Belgique

Qui rédigera le CE1D de français ? Les auteurs crient à la censure

”Il y a un passif”

Les propositions seront évaluées par des points (sur 50 pour le prix, au moins cher au mieux, “alors qu’une grille tarifaire existe pour ce genre de service”, répliquent les auteurs ; sur 20 pour la rapidité d’exécution, au plus rapide au mieux ; et sur 30 pour le respect de plusieurs éléments imposés). Passons sur la longueur du texte et l’obligation de s’adapter à un public de 14 ans. Logiques. Et ensuite ? “Le texte devra éviter une série de sujets trop sensibles qui risqueraient de heurter les élèves concernés”, lit-on dans l’appel.

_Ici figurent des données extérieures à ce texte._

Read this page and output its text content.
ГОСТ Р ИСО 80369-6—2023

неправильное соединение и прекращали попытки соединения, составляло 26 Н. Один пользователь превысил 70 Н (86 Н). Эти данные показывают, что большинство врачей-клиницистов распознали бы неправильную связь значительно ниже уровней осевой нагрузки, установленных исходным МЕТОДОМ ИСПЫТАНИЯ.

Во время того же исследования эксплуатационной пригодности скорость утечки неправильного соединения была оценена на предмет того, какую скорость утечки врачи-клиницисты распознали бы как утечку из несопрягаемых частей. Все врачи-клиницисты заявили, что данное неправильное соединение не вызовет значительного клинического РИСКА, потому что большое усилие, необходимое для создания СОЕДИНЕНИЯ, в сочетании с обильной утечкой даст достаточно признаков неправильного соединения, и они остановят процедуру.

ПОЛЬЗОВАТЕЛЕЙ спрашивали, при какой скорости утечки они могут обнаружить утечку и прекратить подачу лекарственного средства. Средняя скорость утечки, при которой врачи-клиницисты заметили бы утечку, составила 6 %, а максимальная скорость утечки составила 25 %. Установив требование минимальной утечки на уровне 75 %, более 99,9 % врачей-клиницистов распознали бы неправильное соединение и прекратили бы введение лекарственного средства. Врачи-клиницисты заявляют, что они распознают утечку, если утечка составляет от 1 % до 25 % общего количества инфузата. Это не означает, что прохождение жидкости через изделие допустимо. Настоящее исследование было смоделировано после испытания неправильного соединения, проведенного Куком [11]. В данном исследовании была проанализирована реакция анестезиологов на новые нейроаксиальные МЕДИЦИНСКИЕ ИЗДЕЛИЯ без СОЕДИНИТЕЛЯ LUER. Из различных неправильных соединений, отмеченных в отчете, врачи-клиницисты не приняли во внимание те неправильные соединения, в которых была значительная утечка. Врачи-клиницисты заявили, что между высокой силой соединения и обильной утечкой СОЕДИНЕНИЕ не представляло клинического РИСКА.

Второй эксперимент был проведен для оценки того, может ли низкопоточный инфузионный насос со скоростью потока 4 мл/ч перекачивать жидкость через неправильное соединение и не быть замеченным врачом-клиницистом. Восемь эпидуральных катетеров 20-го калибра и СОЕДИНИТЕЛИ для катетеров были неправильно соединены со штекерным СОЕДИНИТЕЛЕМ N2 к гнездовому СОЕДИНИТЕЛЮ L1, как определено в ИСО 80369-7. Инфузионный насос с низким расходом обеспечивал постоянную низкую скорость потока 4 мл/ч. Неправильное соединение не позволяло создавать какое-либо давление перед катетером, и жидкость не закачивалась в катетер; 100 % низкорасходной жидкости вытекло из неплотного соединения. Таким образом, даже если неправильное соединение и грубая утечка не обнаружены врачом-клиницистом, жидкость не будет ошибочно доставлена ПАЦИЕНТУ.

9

Et de citer, pour exemples, “harcèlement scolaire, convictions religieuses ou politiques, sexualité, conflits géopolitiques, mémoire collective, etc.” Effarant, selon les signataires de l’opinion qui crient à “la censure” ! Ils demandent à l’administration de “réviser ces paramètres algorithmiques”. Aucun souci, par contre, avec la demande que le texte “reste conciliable avec les valeurs de la Fédération Wallonie-Bruxelles (équité, égalité de genre, inclusion, …).”

L’administrateur général de l’Administration générale de l’enseignement, Quentin David, répond. “Je comprends la réaction des auteurs et qu’ils puissent être choqués.” Il rappelle l’origine de ce projet. “D’habitude, nous utilisons des textes existants mais nous avons voulu élargir et impliquer nos auteurs francophones.” Le responsable regrette “bien sûr” que l’Administration soit contrainte d’exclure certains thèmes. “On devrait pouvoir parler de tout car tout est dans la manière, reconnaît-il. Seulement il y a un passif…”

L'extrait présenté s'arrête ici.